Student Learning Outcomes:

  1. Students will demonstrate knowledge of relevant literary, social, cultural, and historical  traditions and the continuing influence of those traditions on world cultures.
  2. Students will develop skills in writing and comparative analysis.
  3. Students will interpret and criticize texts and/or material culture within social, cultural, and historical contexts.
  4. Students will produce synthesizing analyses of the relationship between literary or other cultural production and the identity formation of individuals and their communities.

Mission Statement:

In CWL we focus on world literature in comparative contexts. Comparative literature is the place where various disciplines meet. We look at the dialogue between cultures, and in so doing, we always underscore the sociohistorical contexts behind texts in the broader acceptance of the meaning of text. Our classes often are organized around cross-disciplinary topics, such as Film and Novel, Art and Literature, Music and Literature, Literature and Medicine, Science Fiction and Technology, and challenge students to be perceptive readers, thinkers, and writers. Faculty strengths include literary theory, cultural studies, diaspora studies, visual studies, disability studies, and health humanities. Our mission is to produce students who are culturally sensitive and critical readers and writers, skilled at constructing persuasive arguments, and dedicated to leaving no page unturned! 

Classics as a discipline focuses primarily on the cultures of the ancient Mediterranean. By that we mean the cultures of ancient Greece and Rome, but these peoples were constantly interacting with others in Eastern Europe, North Africa, Egypt and the Middle East, and the Roman Empire spanned portions of three continents (Europe, Asia, and Africa). Classics, therefore, has broad scope, both geographically and temporally. Classics is an interdisciplinary field, meaning that we cross the boundaries of literature, philosophy, material and visual culture, history, and religion and apply the tools from these fields to the study of the ancient Mediterranean.

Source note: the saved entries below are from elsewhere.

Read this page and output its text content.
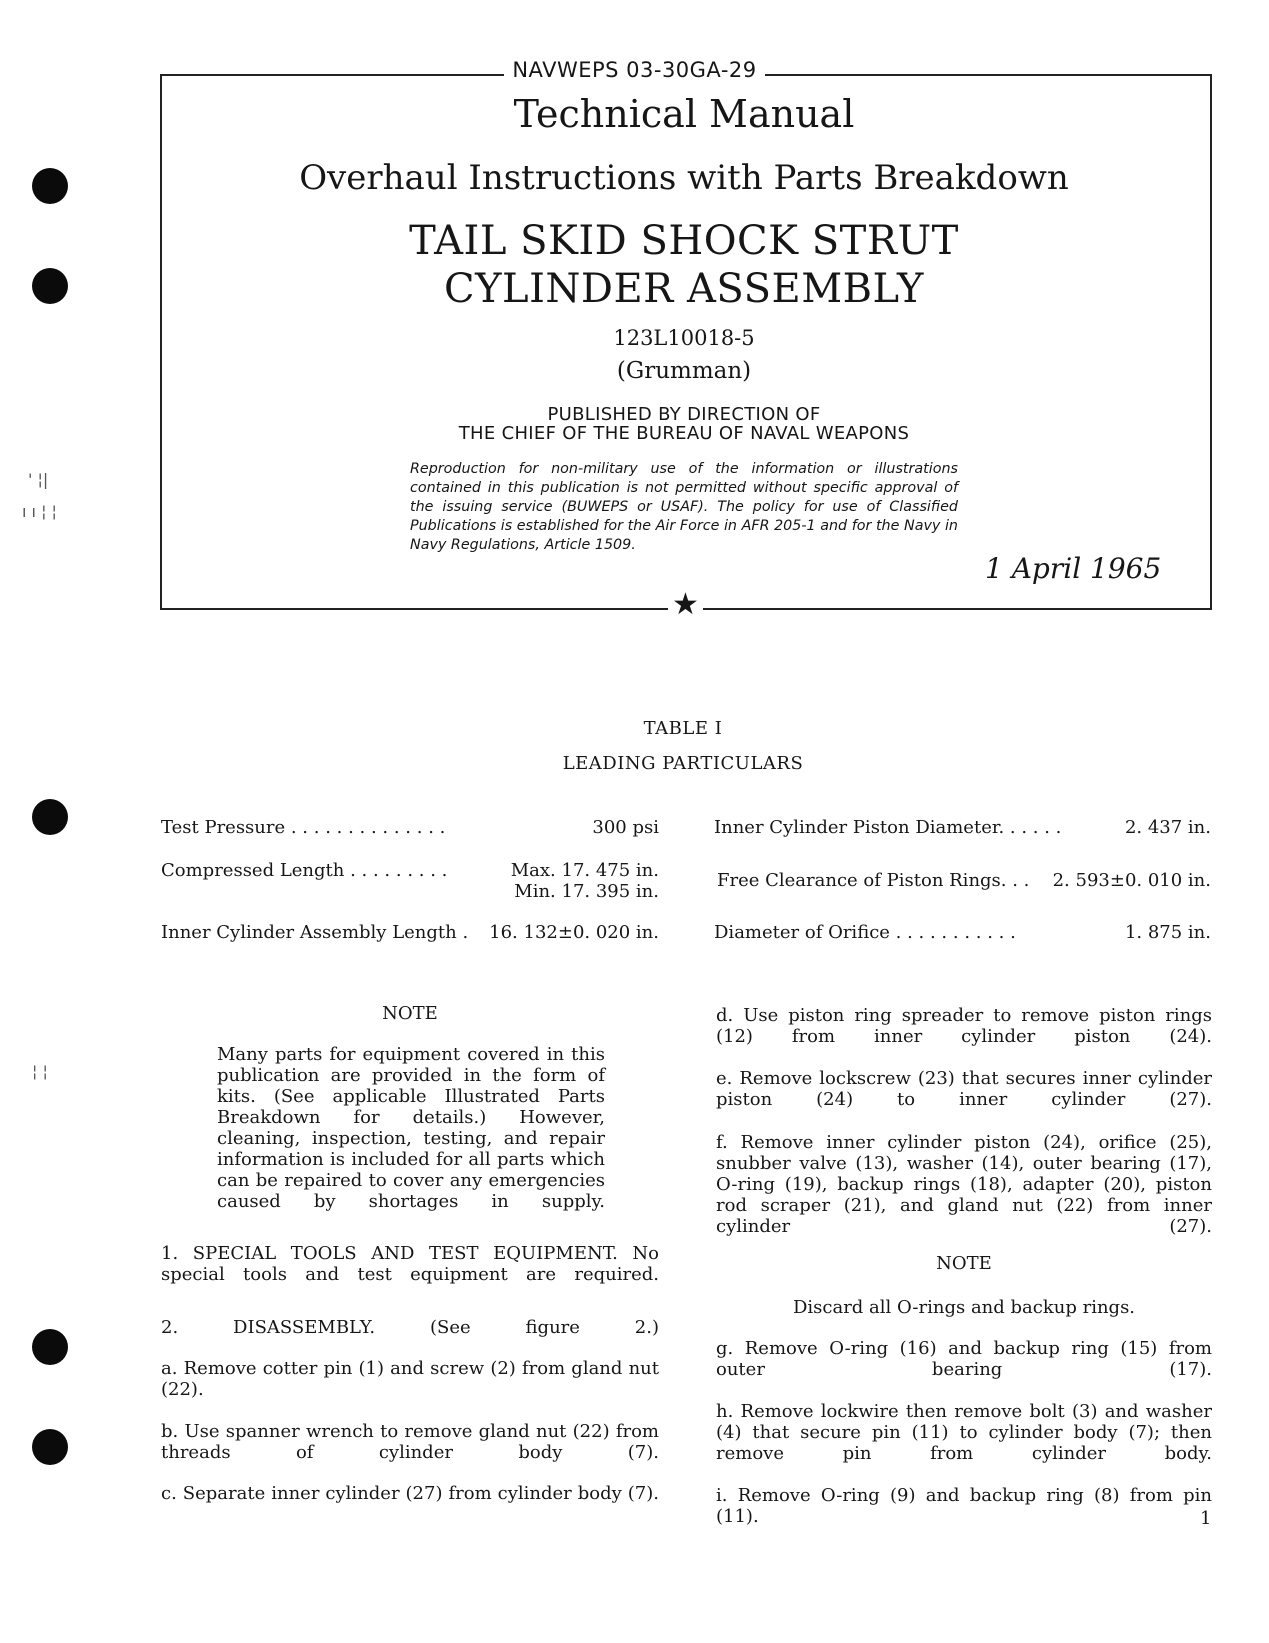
' ¦|
ı ı ¦ ¦
¦ ¦
NAVWEPS 03-30GA-29
Technical Manual
Overhaul Instructions with Parts Breakdown
TAIL SKID SHOCK STRUT
CYLINDER ASSEMBLY
123L10018-5
(Grumman)
PUBLISHED BY DIRECTION OF
THE CHIEF OF THE BUREAU OF NAVAL WEAPONS
Reproduction for non-military use of the information or illustrations contained in this publication is not permitted without specific approval of the issuing service (BUWEPS or USAF). The policy for use of Classified Publications is established for the Air Force in AFR 205-1 and for the Navy in Navy Regulations, Article 1509.
1 April 1965
★
TABLE I
LEADING PARTICULARS
Test Pressure . . . . . . . . . . . . . .	300 psi
Compressed Length . . . . . . . . .	Max. 17. 475 in.
Min. 17. 395 in.
Inner Cylinder Assembly Length . 16. 132±0. 020 in.
Inner Cylinder Piston Diameter. . . . . .	2. 437 in.
Free Clearance of Piston Rings. . . 2. 593±0. 010 in.
Diameter of Orifice . . . . . . . . . . .	1. 875 in.
NOTE
Many parts for equipment covered in this publication are provided in the form of kits. (See applicable Illustrated Parts Breakdown for details.) However, cleaning, inspection, testing, and repair information is included for all parts which can be repaired to cover any emergencies caused by shortages in supply.
1. SPECIAL TOOLS AND TEST EQUIPMENT. No special tools and test equipment are required.
2. DISASSEMBLY. (See figure 2.)
a. Remove cotter pin (1) and screw (2) from gland nut (22).
b. Use spanner wrench to remove gland nut (22) from threads of cylinder body (7).
c. Separate inner cylinder (27) from cylinder body (7).
d. Use piston ring spreader to remove piston rings (12) from inner cylinder piston (24).
e. Remove lockscrew (23) that secures inner cylinder piston (24) to inner cylinder (27).
f. Remove inner cylinder piston (24), orifice (25), snubber valve (13), washer (14), outer bearing (17), O-ring (19), backup rings (18), adapter (20), piston rod scraper (21), and gland nut (22) from inner cylinder (27).
NOTE
Discard all O-rings and backup rings.
g. Remove O-ring (16) and backup ring (15) from outer bearing (17).
h. Remove lockwire then remove bolt (3) and washer (4) that secure pin (11) to cylinder body (7); then remove pin from cylinder body.
i. Remove O-ring (9) and backup ring (8) from pin (11).	1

To that end, Classicists (as we sometimes call ourselves) study topics like archaeology, architecture, mythology, ancient math and science, economics, philosophy, linguistics, politics, and history, as well as broad themes like race and ethnicity, sex, gender, and sexuality, and disability. Our mission is to produce students who are culturally sensitive and critical readers and writers, skilled at constructing persuasive arguments, and dedicated to leaving no stone unturned!